High-end cable and satellite packages provide more than ever for those who can afford them, from literally thousands of channels to dozens of films on demand and a smorgasbord of live sports, but younger viewers who are tight on cash – or simply don’t want to lock themselves into a byzantine cable contract – aren’t necessarily finding value. Streaming companies – even those owned by traditional TV providers like DirecTV Now and Dish Network’s Sling TV – are marketing directly against those old service models, highlighting the month-to-month, cable box-free aspect of internet TV.
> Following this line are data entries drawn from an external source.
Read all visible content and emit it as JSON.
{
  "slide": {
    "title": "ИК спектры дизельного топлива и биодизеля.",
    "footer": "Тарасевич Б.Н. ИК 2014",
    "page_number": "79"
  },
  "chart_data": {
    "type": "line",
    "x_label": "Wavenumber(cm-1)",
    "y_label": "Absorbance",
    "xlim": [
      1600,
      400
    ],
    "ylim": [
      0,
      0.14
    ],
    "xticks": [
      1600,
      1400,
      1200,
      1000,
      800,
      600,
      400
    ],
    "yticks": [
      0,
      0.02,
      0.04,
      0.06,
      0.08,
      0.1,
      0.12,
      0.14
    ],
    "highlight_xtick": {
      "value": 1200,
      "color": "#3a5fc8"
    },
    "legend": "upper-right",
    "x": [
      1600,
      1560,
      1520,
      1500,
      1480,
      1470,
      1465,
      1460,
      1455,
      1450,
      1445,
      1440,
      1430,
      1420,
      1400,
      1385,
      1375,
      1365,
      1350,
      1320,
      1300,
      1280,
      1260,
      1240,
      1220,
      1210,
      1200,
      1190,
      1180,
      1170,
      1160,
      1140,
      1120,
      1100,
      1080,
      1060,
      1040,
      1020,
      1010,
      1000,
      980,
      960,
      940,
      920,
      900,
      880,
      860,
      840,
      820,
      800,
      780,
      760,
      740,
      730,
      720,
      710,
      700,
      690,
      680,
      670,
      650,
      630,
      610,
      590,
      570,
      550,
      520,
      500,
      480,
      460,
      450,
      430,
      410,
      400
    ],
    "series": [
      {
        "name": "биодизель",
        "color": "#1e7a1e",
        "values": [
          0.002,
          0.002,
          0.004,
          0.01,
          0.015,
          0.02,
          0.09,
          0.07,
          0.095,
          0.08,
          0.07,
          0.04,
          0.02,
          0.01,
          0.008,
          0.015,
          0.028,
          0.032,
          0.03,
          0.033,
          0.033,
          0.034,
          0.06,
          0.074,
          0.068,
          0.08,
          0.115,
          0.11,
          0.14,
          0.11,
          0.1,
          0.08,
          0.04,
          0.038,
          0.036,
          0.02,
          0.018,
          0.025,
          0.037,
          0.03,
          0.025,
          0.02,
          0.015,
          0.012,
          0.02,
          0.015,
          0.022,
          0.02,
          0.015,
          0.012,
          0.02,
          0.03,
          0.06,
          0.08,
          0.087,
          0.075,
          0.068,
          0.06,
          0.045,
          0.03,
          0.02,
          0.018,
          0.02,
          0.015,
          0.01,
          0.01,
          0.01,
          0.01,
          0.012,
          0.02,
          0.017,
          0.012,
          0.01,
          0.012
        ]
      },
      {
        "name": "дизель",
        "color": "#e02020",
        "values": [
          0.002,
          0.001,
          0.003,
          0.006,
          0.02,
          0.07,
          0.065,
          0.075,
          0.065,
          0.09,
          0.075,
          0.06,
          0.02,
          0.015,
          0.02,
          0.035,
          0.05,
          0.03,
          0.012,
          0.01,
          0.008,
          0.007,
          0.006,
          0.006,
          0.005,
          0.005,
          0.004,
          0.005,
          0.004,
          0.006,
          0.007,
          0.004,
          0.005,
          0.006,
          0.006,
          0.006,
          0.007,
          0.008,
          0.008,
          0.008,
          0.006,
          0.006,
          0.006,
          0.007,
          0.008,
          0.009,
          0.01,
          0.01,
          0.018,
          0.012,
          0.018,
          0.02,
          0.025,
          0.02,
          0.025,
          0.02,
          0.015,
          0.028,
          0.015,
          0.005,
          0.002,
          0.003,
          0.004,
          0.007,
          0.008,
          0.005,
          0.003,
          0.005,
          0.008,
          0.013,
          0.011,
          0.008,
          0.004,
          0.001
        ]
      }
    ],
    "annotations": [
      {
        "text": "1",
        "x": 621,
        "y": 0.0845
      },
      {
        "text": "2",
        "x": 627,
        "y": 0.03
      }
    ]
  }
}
“Many traditional cable television customers believe they are paying less and getting more by switching over to streaming services,” Rothstein said.

The dwindling subscriber numbers certainly speak for themselves, but Boggs said he believes there will always be a market for a premium, fully-loaded cable or satellite service, which the incumbent players are best positioned to continue to deliver. That being said, the advent of streaming services has created alternatives for the millions of Americans who like TV, but not at the terms and conditions offered by Big Cable.

“In the last five years, you’ve had all this competition develop,” Boggs said. “Which is frankly a good thing — it allows choice. I wouldn’t say it’s just a product of bad service or product. I think the product’s pretty good.”

That’s why he thinks AT&T launching DirecTV Now — which, with its enticing introductory offer of more than 100 channels (including high-priced ones like ESPN) for $35 a month, might be the streaming provider to beat — is a savvy attempt to have it both ways. He also sees an opportunity for cable companies to learn from some of the better practices pioneered by streaming companies — which might help them rebuild their reputation.

“[Streaming] makes companies rethink their pricing models and delivery models,” he said. “Cable companies are adapting to that. I think that’s healthy for them, their consumers and their competition.”

And even though the decline of cable subscribers is a real concern — ESPN has been an albatross on Disney’s stock price, even as its movie studio barrels toward a record year — Boggs says it’s wildly premature to declare the era of Big Cable over.

“Even with all of the doom and gloom around ESPN subscriptions, you still have 88 million,” he said. “That’s a really big number.”

Boggs said that consumers’ price sensitivity with regard to cable is somewhat curious to him, given their usually significantly higher expenditures on wireless data. To him, that means they view their cell phones as absolutely a requirement, while TV is an optional diversion that can be cut back on.

The stats seem to back that up – according to a Pew survey, 64 percent of Americans said they viewed a TV set as a necessity in 2006, but that number dropped to 42 percent in 2010. And a separate Pew survey from last December found that 70 percent of cord cutters have a smartphone.

So while cable companies haven’t done themselves many favors, no amount of friendly customer service could reasonably be expected to stem that tide.

“You get wrapped up in what you’re paying for content coming from cable TV,” he said. “But they can’t live without that mobile device.”